Trends on the app come in the form of challenges and hashtags that are usually sprung by a TikTok “star.” Users will then imitate the challenge or add their own spin to it while using the same song, resulting in countless videos using that song.

Because people are drawn to the appeal of the challenges, they inevitably end up looking up the song on platforms like Spotify or iTunes. The challenges go hand in hand with the music, allowing listeners to attach an emotional image that corresponds with the song, which in turn can connect an entire group of people to it.

Because of this new form of music distribution, some artists have changed the way they write their music, hoping to fit the format for new challenges and trends. One apparent change is the length of songs.

Billboard records charts show that from 2013 to 2018 song length has waned by 20 seconds.
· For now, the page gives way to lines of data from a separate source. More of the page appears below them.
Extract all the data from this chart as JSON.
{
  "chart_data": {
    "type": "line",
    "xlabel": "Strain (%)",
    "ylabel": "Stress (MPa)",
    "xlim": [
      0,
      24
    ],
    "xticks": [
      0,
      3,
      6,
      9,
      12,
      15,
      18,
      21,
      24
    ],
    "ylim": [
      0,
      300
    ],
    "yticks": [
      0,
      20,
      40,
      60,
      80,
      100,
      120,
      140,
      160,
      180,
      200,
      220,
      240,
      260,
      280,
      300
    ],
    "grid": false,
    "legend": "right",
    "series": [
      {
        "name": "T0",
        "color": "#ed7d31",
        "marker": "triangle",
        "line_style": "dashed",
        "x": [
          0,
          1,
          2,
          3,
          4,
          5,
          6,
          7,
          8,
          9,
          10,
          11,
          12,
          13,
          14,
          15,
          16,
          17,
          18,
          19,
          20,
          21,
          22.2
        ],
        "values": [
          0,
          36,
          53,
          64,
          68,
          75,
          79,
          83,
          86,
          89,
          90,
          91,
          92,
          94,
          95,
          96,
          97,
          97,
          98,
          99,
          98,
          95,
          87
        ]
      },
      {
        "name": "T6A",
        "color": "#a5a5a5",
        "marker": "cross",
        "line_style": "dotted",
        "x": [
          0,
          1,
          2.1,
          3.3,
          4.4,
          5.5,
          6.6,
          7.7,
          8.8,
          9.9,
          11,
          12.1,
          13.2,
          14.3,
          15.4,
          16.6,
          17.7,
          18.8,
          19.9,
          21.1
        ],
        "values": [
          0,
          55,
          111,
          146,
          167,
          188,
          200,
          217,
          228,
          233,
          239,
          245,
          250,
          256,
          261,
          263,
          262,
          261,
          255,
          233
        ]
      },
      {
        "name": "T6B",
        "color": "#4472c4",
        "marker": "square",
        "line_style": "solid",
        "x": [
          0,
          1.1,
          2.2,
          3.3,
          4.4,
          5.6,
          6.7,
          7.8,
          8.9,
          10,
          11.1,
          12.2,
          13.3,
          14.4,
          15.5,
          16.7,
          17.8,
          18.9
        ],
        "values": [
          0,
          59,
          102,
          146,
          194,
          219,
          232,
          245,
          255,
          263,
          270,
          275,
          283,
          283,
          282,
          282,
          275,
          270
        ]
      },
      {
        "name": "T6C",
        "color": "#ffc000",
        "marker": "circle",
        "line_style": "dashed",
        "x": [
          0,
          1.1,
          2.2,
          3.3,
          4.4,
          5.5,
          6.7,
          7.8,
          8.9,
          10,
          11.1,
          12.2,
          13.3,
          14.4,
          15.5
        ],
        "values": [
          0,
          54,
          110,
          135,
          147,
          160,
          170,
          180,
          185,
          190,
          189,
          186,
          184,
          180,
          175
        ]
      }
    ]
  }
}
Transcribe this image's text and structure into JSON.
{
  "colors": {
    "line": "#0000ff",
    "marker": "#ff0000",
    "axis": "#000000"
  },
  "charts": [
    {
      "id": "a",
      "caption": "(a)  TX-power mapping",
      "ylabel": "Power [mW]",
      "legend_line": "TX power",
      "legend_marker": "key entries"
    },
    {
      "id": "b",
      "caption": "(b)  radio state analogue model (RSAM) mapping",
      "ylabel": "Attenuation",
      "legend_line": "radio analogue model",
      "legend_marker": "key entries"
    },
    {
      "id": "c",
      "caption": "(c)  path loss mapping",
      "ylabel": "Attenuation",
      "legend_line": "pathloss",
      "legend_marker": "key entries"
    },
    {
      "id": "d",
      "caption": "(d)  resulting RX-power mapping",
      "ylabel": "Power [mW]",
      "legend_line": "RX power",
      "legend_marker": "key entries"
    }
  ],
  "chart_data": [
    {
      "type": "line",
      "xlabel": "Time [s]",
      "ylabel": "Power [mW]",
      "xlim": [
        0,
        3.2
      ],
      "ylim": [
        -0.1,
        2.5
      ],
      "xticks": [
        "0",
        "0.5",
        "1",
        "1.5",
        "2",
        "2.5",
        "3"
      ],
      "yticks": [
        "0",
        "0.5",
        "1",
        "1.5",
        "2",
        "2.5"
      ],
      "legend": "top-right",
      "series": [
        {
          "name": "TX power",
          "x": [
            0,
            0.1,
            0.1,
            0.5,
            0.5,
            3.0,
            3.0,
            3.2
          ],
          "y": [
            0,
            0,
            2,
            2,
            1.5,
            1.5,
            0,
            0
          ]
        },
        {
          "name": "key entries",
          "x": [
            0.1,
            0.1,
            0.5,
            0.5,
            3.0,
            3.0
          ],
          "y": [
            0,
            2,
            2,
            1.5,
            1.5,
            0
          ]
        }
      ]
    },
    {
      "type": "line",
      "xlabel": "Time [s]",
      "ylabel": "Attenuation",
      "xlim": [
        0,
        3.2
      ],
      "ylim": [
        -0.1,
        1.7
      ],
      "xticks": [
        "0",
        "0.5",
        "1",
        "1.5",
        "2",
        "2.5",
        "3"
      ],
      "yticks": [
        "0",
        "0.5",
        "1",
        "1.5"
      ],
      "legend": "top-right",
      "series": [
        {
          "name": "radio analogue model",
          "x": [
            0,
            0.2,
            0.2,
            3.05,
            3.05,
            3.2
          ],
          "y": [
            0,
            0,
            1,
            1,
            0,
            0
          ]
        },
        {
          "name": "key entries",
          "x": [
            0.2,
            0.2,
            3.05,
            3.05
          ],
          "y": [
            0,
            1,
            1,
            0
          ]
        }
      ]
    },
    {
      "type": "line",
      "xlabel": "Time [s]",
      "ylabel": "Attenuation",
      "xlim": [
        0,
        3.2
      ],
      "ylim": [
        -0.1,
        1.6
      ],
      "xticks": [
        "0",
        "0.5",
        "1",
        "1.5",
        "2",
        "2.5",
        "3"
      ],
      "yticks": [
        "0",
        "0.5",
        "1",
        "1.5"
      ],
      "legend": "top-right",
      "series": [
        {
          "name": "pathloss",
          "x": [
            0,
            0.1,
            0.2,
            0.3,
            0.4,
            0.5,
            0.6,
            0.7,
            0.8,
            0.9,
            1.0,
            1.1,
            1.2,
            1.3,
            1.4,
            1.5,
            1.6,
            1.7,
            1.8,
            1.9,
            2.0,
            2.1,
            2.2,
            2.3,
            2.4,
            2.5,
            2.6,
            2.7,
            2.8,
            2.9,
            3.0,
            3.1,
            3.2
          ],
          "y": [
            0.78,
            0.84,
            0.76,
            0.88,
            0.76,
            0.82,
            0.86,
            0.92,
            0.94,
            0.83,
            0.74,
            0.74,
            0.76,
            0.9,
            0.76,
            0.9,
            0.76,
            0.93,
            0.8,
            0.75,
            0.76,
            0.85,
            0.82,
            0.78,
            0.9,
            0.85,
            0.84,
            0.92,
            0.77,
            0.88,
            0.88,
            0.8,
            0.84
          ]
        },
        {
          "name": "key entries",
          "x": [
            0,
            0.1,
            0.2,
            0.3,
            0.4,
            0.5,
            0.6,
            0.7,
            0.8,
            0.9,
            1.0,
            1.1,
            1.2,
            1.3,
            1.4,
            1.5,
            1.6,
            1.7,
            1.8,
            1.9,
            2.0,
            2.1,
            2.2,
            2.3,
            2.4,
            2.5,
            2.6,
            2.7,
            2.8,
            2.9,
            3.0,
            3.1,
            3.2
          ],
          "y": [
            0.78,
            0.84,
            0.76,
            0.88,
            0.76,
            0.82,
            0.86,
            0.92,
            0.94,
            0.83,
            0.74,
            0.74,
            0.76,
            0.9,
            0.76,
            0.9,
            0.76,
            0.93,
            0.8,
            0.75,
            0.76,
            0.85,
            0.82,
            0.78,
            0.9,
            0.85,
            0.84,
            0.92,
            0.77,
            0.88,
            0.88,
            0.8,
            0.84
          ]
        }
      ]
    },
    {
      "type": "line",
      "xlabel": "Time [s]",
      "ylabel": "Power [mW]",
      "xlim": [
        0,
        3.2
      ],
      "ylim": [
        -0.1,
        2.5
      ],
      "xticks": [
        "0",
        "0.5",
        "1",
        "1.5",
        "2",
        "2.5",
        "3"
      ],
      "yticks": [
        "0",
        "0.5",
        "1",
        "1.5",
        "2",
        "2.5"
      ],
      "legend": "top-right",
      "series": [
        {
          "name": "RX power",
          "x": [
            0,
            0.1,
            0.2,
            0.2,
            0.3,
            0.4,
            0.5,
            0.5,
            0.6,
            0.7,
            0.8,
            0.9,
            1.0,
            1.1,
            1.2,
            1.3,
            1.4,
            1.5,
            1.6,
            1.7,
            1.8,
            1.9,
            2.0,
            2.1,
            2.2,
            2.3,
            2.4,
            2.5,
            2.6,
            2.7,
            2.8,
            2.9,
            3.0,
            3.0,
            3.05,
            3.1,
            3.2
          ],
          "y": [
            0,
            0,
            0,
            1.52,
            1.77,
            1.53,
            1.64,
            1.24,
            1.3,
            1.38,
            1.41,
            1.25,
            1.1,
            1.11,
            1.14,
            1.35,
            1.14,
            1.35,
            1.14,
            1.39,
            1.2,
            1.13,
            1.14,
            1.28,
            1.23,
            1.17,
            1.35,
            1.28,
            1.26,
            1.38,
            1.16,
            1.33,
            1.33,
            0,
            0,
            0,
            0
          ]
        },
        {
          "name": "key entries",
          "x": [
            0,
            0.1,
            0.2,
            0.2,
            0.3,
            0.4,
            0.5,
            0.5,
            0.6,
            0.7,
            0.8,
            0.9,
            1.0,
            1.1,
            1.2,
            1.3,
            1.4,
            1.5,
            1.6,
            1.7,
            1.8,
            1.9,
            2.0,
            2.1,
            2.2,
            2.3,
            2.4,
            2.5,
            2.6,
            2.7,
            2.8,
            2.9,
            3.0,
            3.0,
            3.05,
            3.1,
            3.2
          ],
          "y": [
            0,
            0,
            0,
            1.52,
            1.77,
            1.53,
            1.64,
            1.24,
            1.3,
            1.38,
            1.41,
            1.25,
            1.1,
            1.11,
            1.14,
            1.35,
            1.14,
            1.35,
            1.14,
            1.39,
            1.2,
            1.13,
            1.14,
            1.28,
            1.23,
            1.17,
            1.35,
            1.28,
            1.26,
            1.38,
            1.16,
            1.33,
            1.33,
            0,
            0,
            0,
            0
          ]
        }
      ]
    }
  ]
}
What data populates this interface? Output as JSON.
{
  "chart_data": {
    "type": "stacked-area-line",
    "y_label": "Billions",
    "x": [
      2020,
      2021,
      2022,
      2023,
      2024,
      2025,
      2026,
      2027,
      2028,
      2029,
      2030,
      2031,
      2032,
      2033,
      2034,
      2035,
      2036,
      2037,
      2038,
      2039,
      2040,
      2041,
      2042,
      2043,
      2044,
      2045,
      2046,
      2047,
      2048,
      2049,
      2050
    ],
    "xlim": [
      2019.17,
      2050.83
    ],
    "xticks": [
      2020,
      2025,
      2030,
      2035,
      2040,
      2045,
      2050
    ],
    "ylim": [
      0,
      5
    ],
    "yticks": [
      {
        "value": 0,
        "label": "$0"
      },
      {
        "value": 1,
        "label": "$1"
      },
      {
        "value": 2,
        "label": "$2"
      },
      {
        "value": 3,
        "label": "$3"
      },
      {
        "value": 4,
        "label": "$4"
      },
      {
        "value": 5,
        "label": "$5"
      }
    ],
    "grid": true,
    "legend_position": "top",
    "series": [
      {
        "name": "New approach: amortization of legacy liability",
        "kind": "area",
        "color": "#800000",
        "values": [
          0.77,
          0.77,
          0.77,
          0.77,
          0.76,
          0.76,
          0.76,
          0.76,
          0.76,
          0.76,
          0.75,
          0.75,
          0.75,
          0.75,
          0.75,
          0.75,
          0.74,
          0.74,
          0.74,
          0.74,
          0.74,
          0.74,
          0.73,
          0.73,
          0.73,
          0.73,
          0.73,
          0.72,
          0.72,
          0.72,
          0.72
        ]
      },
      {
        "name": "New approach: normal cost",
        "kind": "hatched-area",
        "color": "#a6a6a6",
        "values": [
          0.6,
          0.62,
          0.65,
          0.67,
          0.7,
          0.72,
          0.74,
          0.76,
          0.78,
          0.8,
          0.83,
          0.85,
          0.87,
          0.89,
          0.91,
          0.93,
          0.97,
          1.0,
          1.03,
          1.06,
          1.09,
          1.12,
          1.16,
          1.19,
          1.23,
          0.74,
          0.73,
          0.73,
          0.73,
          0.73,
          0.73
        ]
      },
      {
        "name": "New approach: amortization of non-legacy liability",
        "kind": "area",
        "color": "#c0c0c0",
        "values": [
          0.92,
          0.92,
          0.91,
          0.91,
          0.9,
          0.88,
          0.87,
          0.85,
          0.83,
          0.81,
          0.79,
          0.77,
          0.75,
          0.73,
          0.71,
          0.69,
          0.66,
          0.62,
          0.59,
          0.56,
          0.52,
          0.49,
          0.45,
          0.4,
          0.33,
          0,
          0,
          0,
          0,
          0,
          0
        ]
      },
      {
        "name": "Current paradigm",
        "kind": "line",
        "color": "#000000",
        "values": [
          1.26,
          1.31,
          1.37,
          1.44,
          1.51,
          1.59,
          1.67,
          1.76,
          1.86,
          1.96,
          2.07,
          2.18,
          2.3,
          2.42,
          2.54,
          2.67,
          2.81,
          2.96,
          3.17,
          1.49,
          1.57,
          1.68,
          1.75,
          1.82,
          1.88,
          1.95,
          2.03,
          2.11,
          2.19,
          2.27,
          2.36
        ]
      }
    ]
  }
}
With TikTok’s growing popularity in the music industry, songs will continue to become shorter and adapt to the new format.

With all these new alterations, songs such as “Drivers License” by Olivia Rodrigo have been able to soar on the charts.

The Daily Aztec explained that since “Drivers License” release date on Jan. 8, over 1.2 million videos have used or promoted the song, including videos by popular creators such as Charli D’Amelio and Austin Sprinz.

In addition to national sensations such as “Drivers License,” TikTok caters to all, allowing almost anyone to become famous.

Independent artist Joe P of Asbury Park, NJ uses TikTok for promotion, covers and sneak peeks of new songs.

After a clip of his song “Leaves” became popular amongst his followers, he released the song onto Spotify along with an acoustic version.

For Joe P, TikTok has made releasing music easier with faster uploads and more reachable audiences.

“Promotion has completely changed, it’s easy, you can upload anything real quick and it can boost your song on Spotify,” Joe P said.

Many listeners are also benefiting from the accessibility of new music that TikTok provides. Junior Nicola DeGregorio of Middletown is one of these listeners.

“Everybody is on TikTok 24/7 so it’s an easy way to find new music without effort,” DeGregorio said.

The concept of “no effort” is constant among TikTok’s improvements.

TikTok has improved music consumption and distribution and has also created a platform in which artists can flourish. However, with the banning of TikTok in question, some wonder whether TikTok has influenced the future of the industry enough to change without it.

Even if TikTok was banned in the U.S., it has already altered the music industry, showed a new prototype for creation and promotion, and consequently, has accelerated the progression of all media.